Kaufnebenkosten in Frankfurt konkret
Die Nebenkosten sind aus Eigenkapital zu tragen und werden nicht von jeder Bank mitfinanziert. In Hessen fallen an:
- Grunderwerbsteuer: 6 % des Kaufpreises (Stand 2026, Hessen).
- Notar und Grundbuch: rund 1,5–2 %.
- Maklerprovision: je nach Vereinbarung, im Bestand üblich hälftig geteilt.
In Summe sollten Sie im Gallus mit etwa 8–10 % Nebenkosten planen. Bei einer Eigentumswohnung für 500.000 Euro sind das rund 40.000 bis 50.000 Euro zusätzlich – ein Betrag, den viele bei der Budgetplanung unterschätzen.
Wie viel Eigenkapital ist sinnvoll?
Als Orientierung gilt: Die Kaufnebenkosten sollten aus eigenen Mitteln gedeckt sein, idealerweise zusätzlich 10–20 % des Kaufpreises. Je mehr Eigenkapital Sie einbringen, desto besser der Zinssatz, weil die Bank ein geringeres Risiko sieht. Gerade im hochpreisigen Europaviertel entscheidet die Eigenkapitalquote oft darüber, ob eine Finanzierung überhaupt tragfähig ist. Eine Vollfinanzierung ist im Einzelfall möglich, aber teurer und setzt ein stabiles, gut belegbares Einkommen voraus.
Zinsbindung und Rate durchdenken
Bei den aktuell schwankenden Bauzinsen lohnt der Blick auf eine längere Zinsbindung (z. B. 15 Jahre), um Planungssicherheit zu erhalten. Eine anfängliche Tilgung von mindestens 2–3 % verkürzt die Laufzeit spürbar. Prüfen Sie außerdem Sondertilgungsoptionen – etwa wenn Bonuszahlungen oder eine Erbschaft absehbar sind. Wichtig: Ihre monatliche Rate sollte auch dann tragbar bleiben, wenn ein Einkommen wegfällt oder die Anschlussfinanzierung teurer wird.
Praktische Schritte für Käufer im Gallus
- Verschaffen Sie sich einen realistischen Marktüberblick – Europaviertel und Alt-Gallus sind preislich zwei Paar Schuhe.
- Holen Sie mehrere Finanzierungsangebote ein und vergleichen Sie effektiven Jahreszins, nicht nur den Sollzins.
- Lassen Sie bei Neubau die MaBV-Ratenzahlung und bei Bestand den Sanierungsbedarf früh in die Kalkulation einfließen.
- Klären Sie Fördermöglichkeiten (KfW, ggf. Landesprogramme) vor dem Notartermin.

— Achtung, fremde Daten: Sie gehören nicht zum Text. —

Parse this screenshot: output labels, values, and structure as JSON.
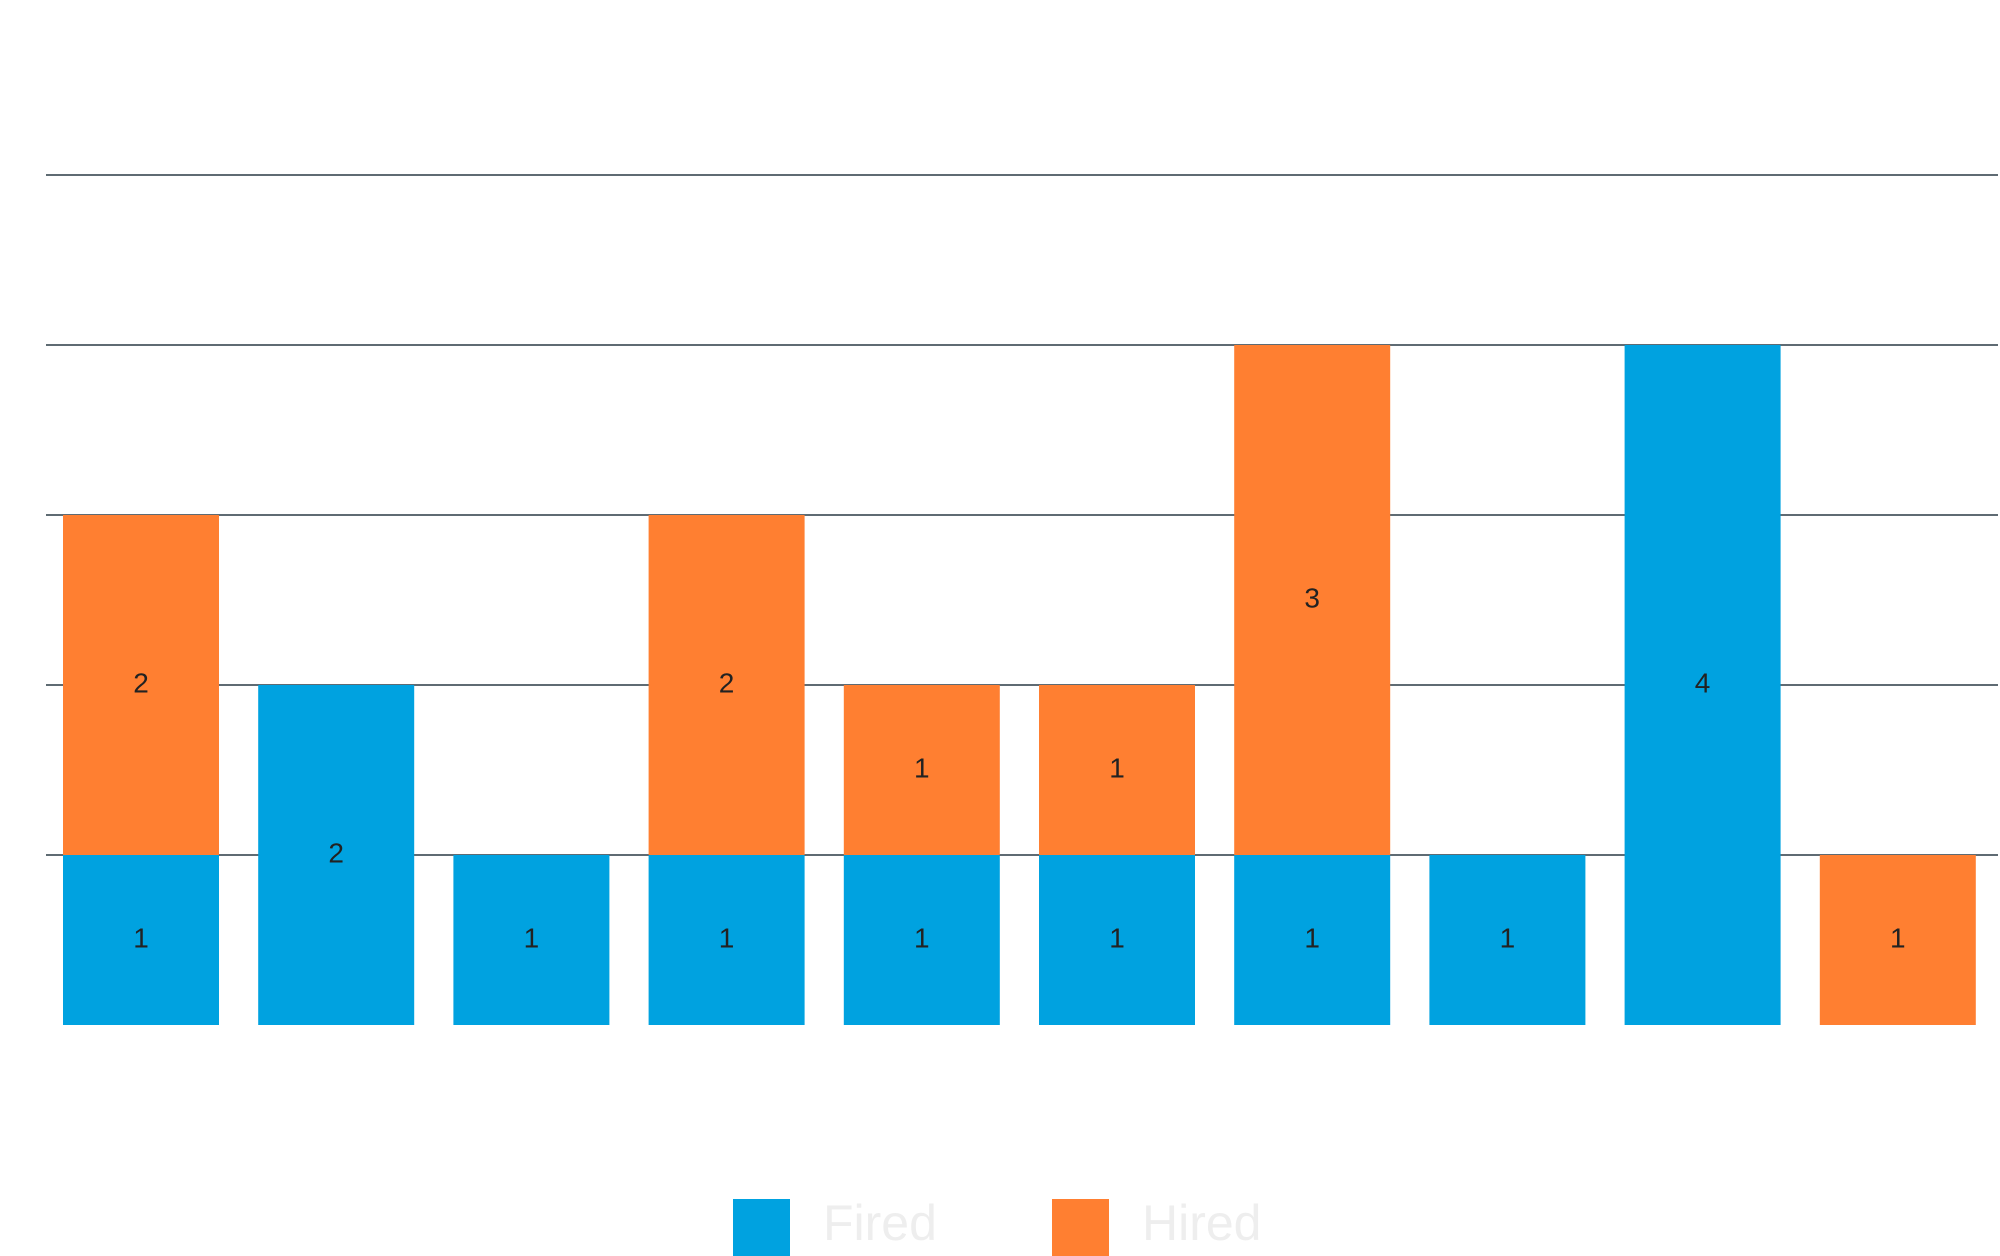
{
  "chart_data": {
    "type": "bar",
    "stacked": true,
    "categories": [
      "",
      "",
      "",
      "",
      "",
      "",
      "",
      "",
      "",
      ""
    ],
    "series": [
      {
        "name": "Fired",
        "values": [
          1,
          2,
          1,
          1,
          1,
          1,
          1,
          1,
          4,
          0
        ]
      },
      {
        "name": "Hired",
        "values": [
          2,
          0,
          0,
          2,
          1,
          1,
          3,
          0,
          0,
          1
        ]
      }
    ],
    "colors": {
      "Fired": "#00a2e0",
      "Hired": "#ff7f31"
    },
    "ylim": [
      0,
      5
    ],
    "grid": true,
    "legend_position": "bottom",
    "title": "",
    "xlabel": "",
    "ylabel": ""
  }
}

Eine Baufinanzierung im Gallus ist gut machbar, wenn Sie die Besonderheiten des Stadtteils kennen und solide kalkulieren. Eine unabhängige Beratung hilft, das für Ihre Situation passende Modell zu finden – ohne unrealistische Versprechen, dafür mit belastbaren Zahlen.